42 years ago I came to Chicago, fresh out of grad school,  as an unemployed house-guest of my older sister, who was a Dean of Students at the University of Chicago.  Through her encouragement I was offered two jobs at the school . . . to either run the systems in the University Medical Center that tracked all their lab rats and mice, or to be the Assistant Registrar for the University.  When I expressed ambivalence to my sister about which job to accept, she smacked me upside the head and said “You want to be a Registrar, fool!”  And I’ve been one ever since.    

Looking back, I can divide my career at Chicago into two parts . . . the first 20 years supporting the Registrar who’d hired me, Maxine Sullivan, in what was a nearly unique arrangement in the Registrar world, where the student system for the entire University was run out of the Registrar’s Office—the mainframe, software, printers, programmers, tech support—all reporting to the Registrar and were physically located in her office, with little if any involvement from central IT.  It allowed us the freedom to experiment with cutting edge technology--we did registration via the web just five years after the web was first rolled out.  We were the first clients for Scrip-Safe, as the idea for secure paper transcripts originated with Maxine.  Along with the Registrar’s from the Big Ten we founded the AAU Registrar’s Group.  Y2K was a non-event for us, where other schools spent tens of millions to accommodate, we were so ahead of the game it didn’t cost our office a dime.

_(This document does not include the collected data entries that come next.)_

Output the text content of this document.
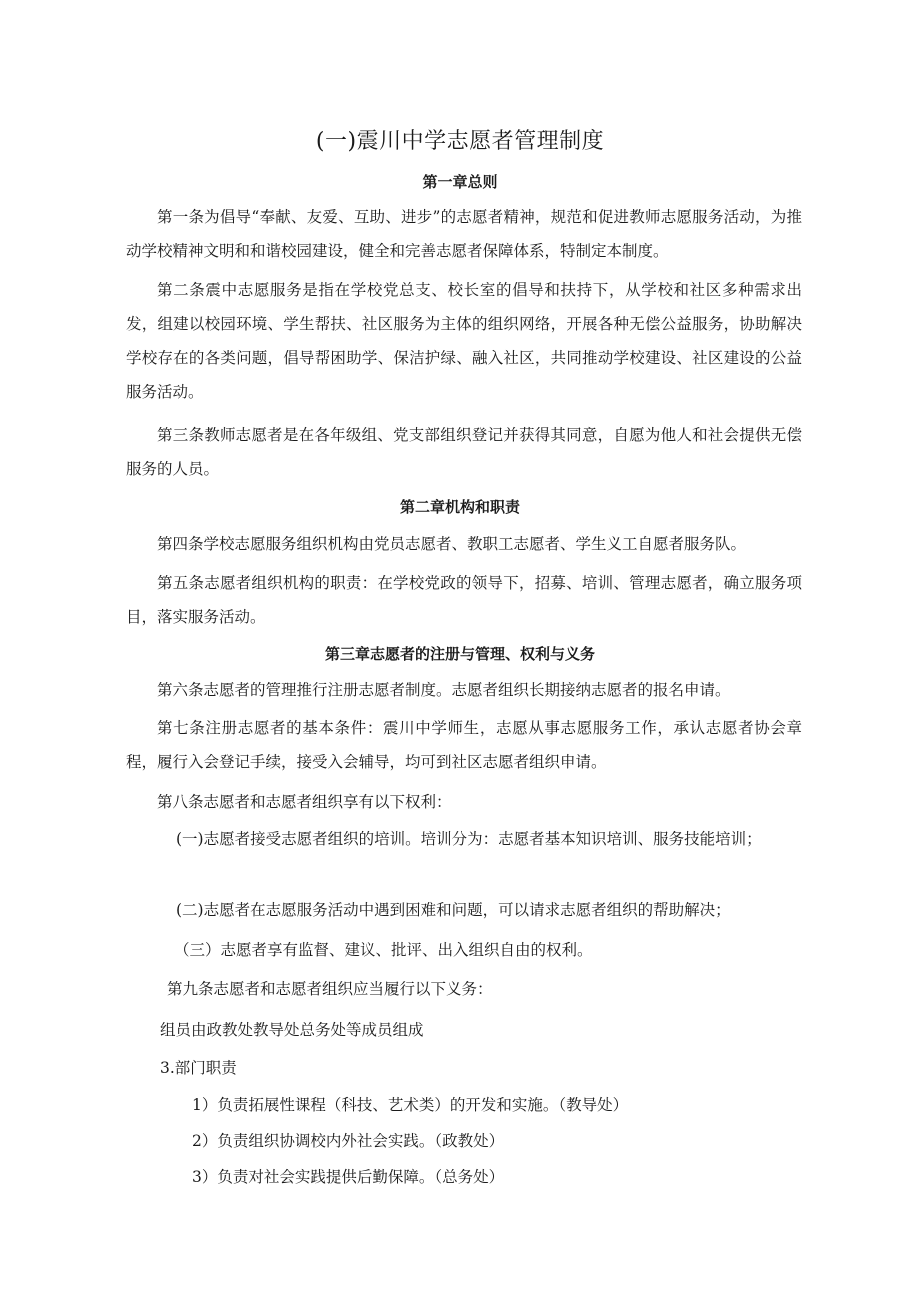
(一)震川中学志愿者管理制度
第一章总则

第一条为倡导“奉献、友爱、互助、进步”的志愿者精神，规范和促进教师志愿服务活动，为推动学校精神文明和和谐校园建设，健全和完善志愿者保障体系，特制定本制度。

第二条震中志愿服务是指在学校党总支、校长室的倡导和扶持下，从学校和社区多种需求出发，组建以校园环境、学生帮扶、社区服务为主体的组织网络，开展各种无偿公益服务，协助解决学校存在的各类问题，倡导帮困助学、保洁护绿、融入社区，共同推动学校建设、社区建设的公益服务活动。

第三条教师志愿者是在各年级组、党支部组织登记并获得其同意，自愿为他人和社会提供无偿服务的人员。

第二章机构和职责

第四条学校志愿服务组织机构由党员志愿者、教职工志愿者、学生义工自愿者服务队。

第五条志愿者组织机构的职责：在学校党政的领导下，招募、培训、管理志愿者，确立服务项目，落实服务活动。

第三章志愿者的注册与管理、权利与义务

第六条志愿者的管理推行注册志愿者制度。志愿者组织长期接纳志愿者的报名申请。

第七条注册志愿者的基本条件：震川中学师生，志愿从事志愿服务工作，承认志愿者协会章程，履行入会登记手续，接受入会辅导，均可到社区志愿者组织申请。

第八条志愿者和志愿者组织享有以下权利：

(一)志愿者接受志愿者组织的培训。培训分为：志愿者基本知识培训、服务技能培训；

(二)志愿者在志愿服务活动中遇到困难和问题，可以请求志愿者组织的帮助解决；

（三）志愿者享有监督、建议、批评、出入组织自由的权利。

第九条志愿者和志愿者组织应当履行以下义务：

组员由政教处教导处总务处等成员组成

3.部门职责

1）负责拓展性课程（科技、艺术类）的开发和实施。（教导处）

2）负责组织协调校内外社会实践。（政教处）

3）负责对社会实践提供后勤保障。（总务处）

During the second two decades, following Maxine Sullivan’s retirement (at age 78!), I’ve worked for several Registrar’s, and been Acting Registrar in between.  I’ve been an active AACRAO volunteer all those years, presenting two or three sessions at every annual meeting and AACRAO-Tech,  being on N and E, writing for C and U, member and chair of PAC’s for any number of years, and recently sitting on the Awards Committee.  Serving the profession, not only the school, we put into production the first use of the XML transcript schema, we also developed with Penn State, the Clearinghouse,  and what is now Parchment the secured .pdf transcript model that almost all AACRAO members now use.  We implemented the technically sophisticated but woefully under-marketed MATRIX student system, and for the last 12 years under Scott Campbell’s leadership we’ve pushed the envelope with PeopleSoft Campus Solutions, expanding upon that system’s bolt-on web UI’s, data warehouse, and milestone-tracking for Ph.D. students, now integrating an innovative third-party degree-audit tool.  We’ve learned all about Tableau as we convert our traditional routine student statistics for IPEDS.  Central IT is no longer a stranger . . . we welcome their support and we believe they’ve learned to welcome ours in return. 

Yet we’ve never been more important, and appreciated, than during the last three years, with every member of the staff of the Registrar’s Office stepping up to the max to support the University as it responded to the COVID pandemic.  Scott and his team have kept the whole place running. 

Having no intention of hanging on until my late ‘70’s as Maxine Sullivan did—my retirement plans are already extensive:  to rebuild/restore a Victorian-era house in the Shenandoah Valley; to visit the final resting places of the ten U.S. Presidents I haven’t yet seen, to cross the Atlantic on the Queen Mary 2, take a narrow-boat holiday on the canals of Wales and Scotland, and if I win the lottery, to fix up an old diesel trawler and pilot the Great Loop around the Eastern United States and Canada.  All the while, of course, I’ll be on-line googling unique restaurants and shows, writing extensive emails, and following the fortunes of AACRAO, as, in deference to Sam Walter Foss and Ernie Harwell, I “sit in my house by the side of the road and be a friend to man.”